Langsamste je beobachtete Reaktion mit Ionen

„Wir ließen das Experiment rund 15 Minuten laufen – das ist erheblich länger als in den meisten Laboren weltweit für diese Ionen technisch möglich ist“, so Wester. Anschließend bestimmten die Forscher die Zahl der entstandenen Wasserstoffionen, aus der man ableiten kann, wie oft es zu einer Reaktion gekommen ist. In der langen Beobachtungszeit habe weniger als ein Prozent der Teilchen chemisch reagiert – womit es sich um die langsamste je beobachtete Reaktion mit Ionen handelt.

Langsam sei allerdings relativ, da es auch davon abhänge, wie viel Wasserstoff den Deuterium-Ionen als Reaktionspartner angeboten wird, so Wester.

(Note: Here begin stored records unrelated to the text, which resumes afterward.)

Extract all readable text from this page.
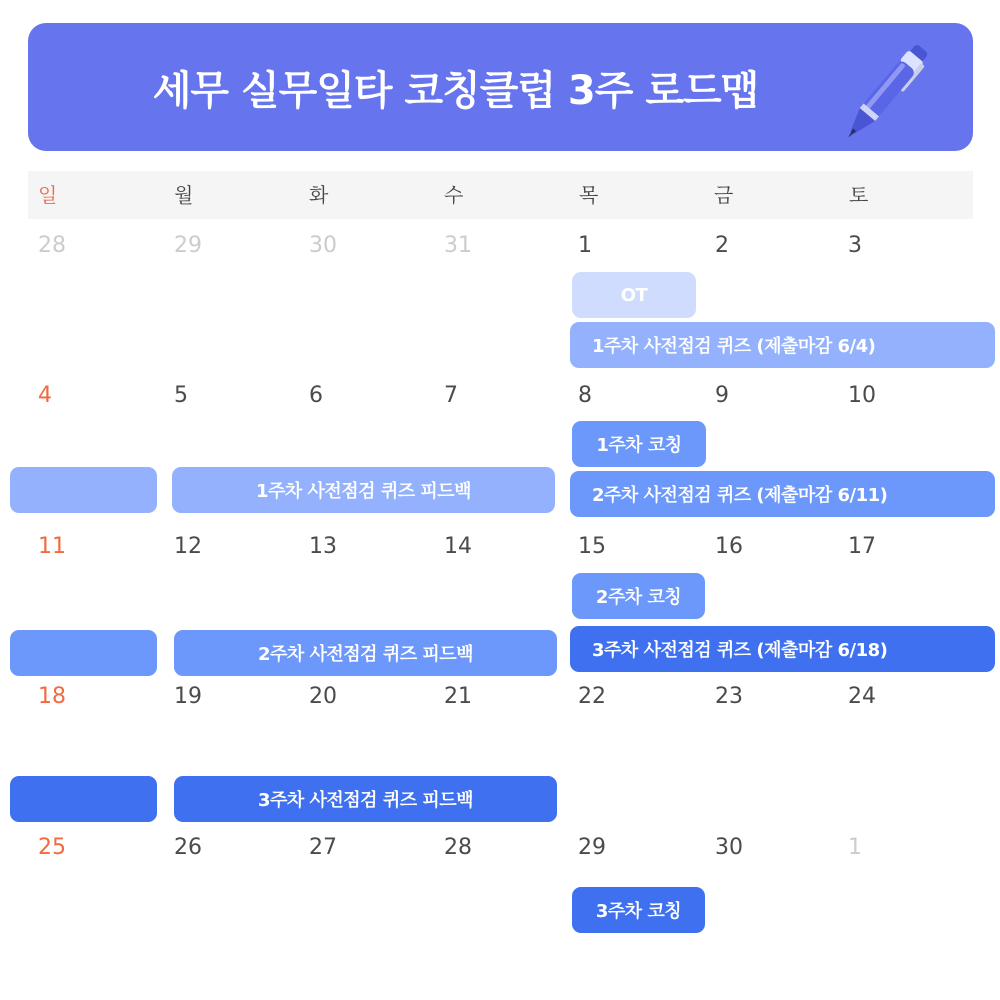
세무 실무일타 코칭클럽 3주 로드맵
일	월	화	수	목	금	토
28	29	30	31	1	2	3
4	5	6	7	8	9	10
11	12	13	14	15	16	17
18	19	20	21	22	23	24
25	26	27	28	29	30	1
OT
1주차 사전점검 퀴즈 (제출마감 6/4)
1주차 코칭
1주차 사전점검 퀴즈 피드백	2주차 사전점검 퀴즈 (제출마감 6/11)
2주차 코칭
2주차 사전점검 퀴즈 피드백	3주차 사전점검 퀴즈 (제출마감 6/18)
3주차 사전점검 퀴즈 피드백
3주차 코칭
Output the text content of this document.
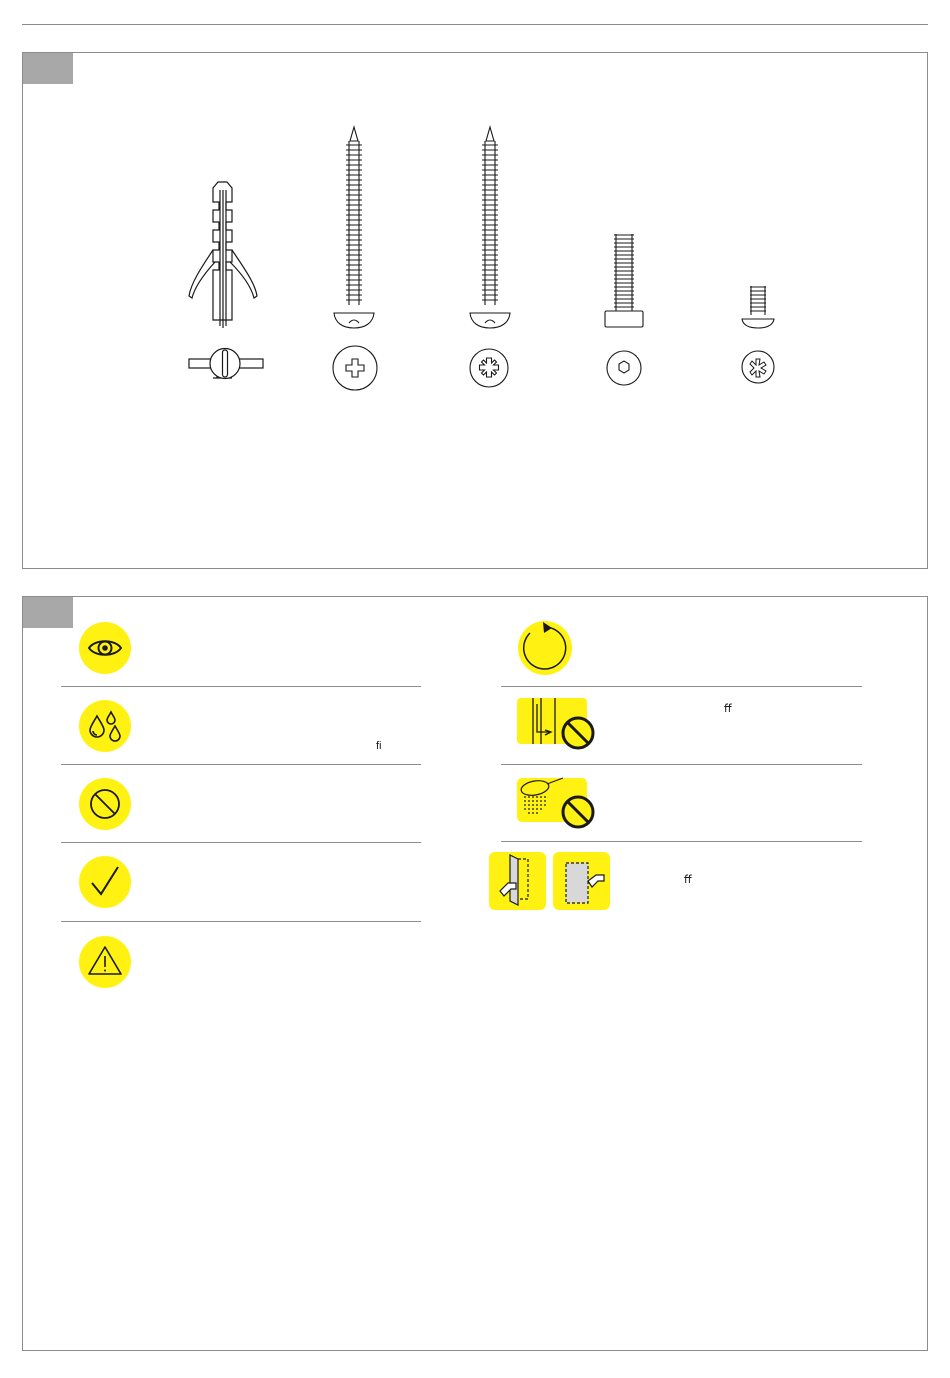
ﬁ
ﬀ
ﬀ
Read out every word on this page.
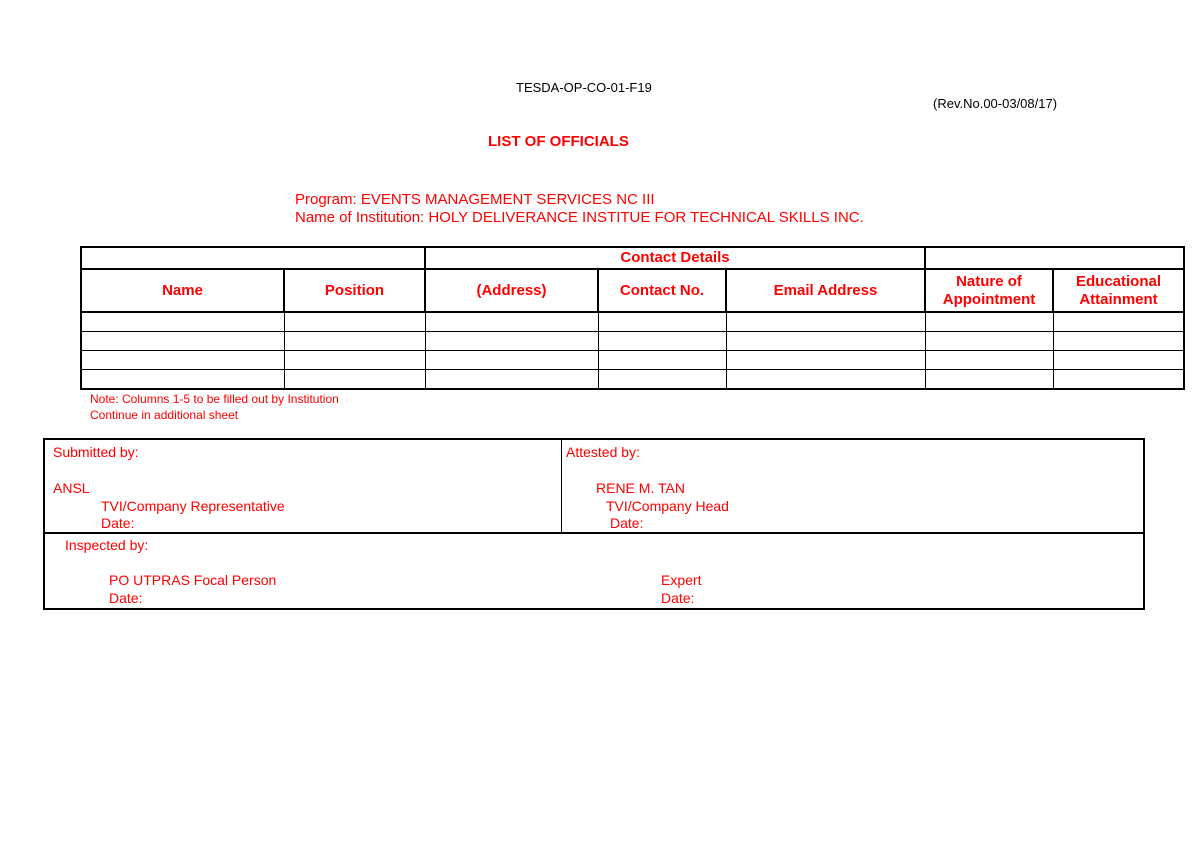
TESDA-OP-CO-01-F19
(Rev.No.00-03/08/17)
LIST OF OFFICIALS
Program: EVENTS MANAGEMENT SERVICES NC III
Name of Institution: HOLY DELIVERANCE INSTITUE FOR TECHNICAL SKILLS INC.
		Contact Details				
Name	Position	(Address)	Contact No.	Email Address	Nature of Appointment	Educational Attainment

Note: Columns 1-5 to be filled out by Institution
Continue in additional sheet
Submitted by:
ANSL
TVI/Company Representative
Date:
Attested by:
RENE M. TAN
TVI/Company Head
Date:
Inspected by:
PO UTPRAS Focal Person
Date:
Expert
Date:
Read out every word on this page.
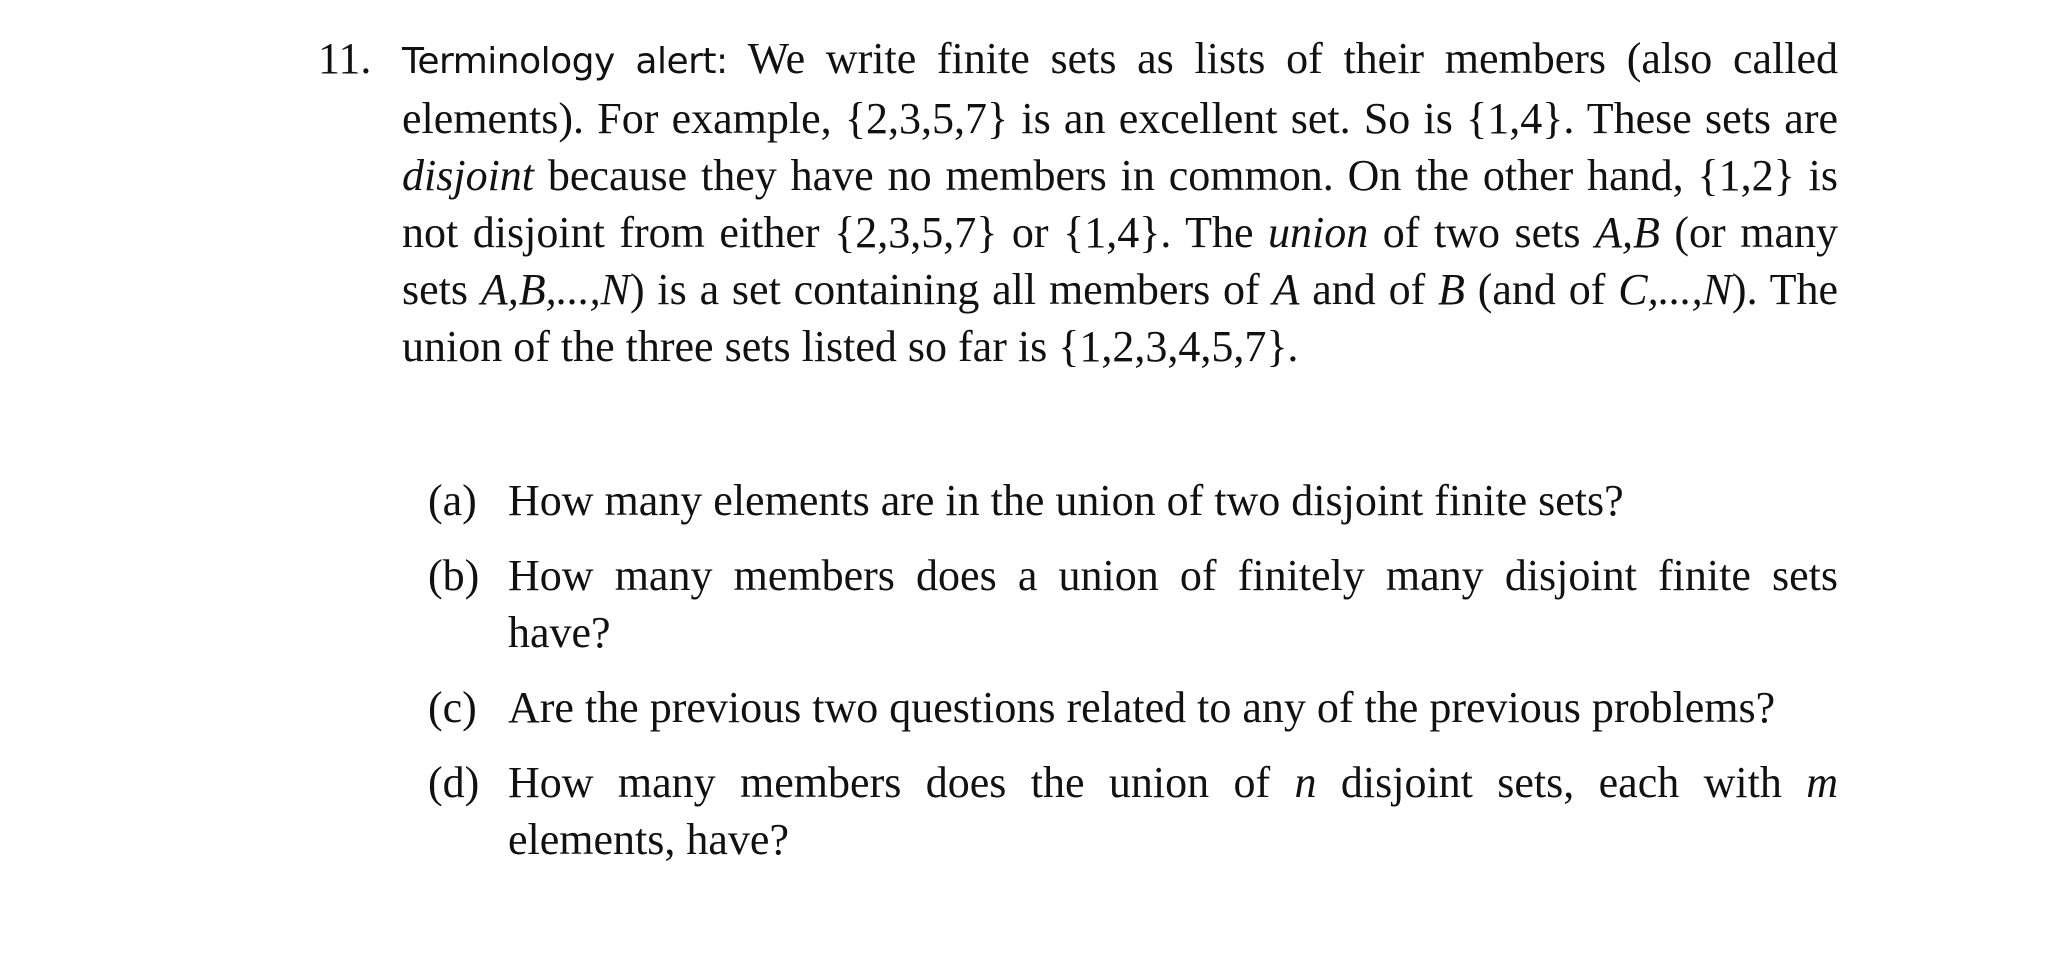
11. Terminology alert: We write finite sets as lists of their members (also called elements). For example, {2,3,5,7} is an excellent set. So is {1,4}. These sets are disjoint because they have no members in common. On the other hand, {1,2} is not disjoint from either {2,3,5,7} or {1,4}. The union of two sets A,B (or many sets A,B,...,N) is a set containing all members of A and of B (and of C,...,N). The union of the three sets listed so far is {1,2,3,4,5,7}.
(a) How many elements are in the union of two disjoint finite sets?
(b) How many members does a union of finitely many disjoint finite sets have?
(c) Are the previous two questions related to any of the previous problems?
(d) How many members does the union of n disjoint sets, each with m elements, have?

Korrekter müsste man daher von der Reaktionswahrscheinlichkeit von einem Stoß aus 100 Milliarden sprechen – nur so selten kommt es zu einer Tunnelreaktion. Dieser Wert deckt sich mit jenem, den theoretische Physiker 2018 errechnet hatten. Damit wird den Forschern zufolge erstmals ein präzises theoretisches Modell für den Tunneleffekt in einer chemischen Reaktion bestätigt.

Von dieser erstmaligen Messung einer Tunnelreaktion, die auch theoretisch gut verstanden wird, erhoffen sich die Wissenschaftler ein besseres Verständnis für weitere chemische Reaktionen, hinter denen der Tunneleffekt vermutet wird.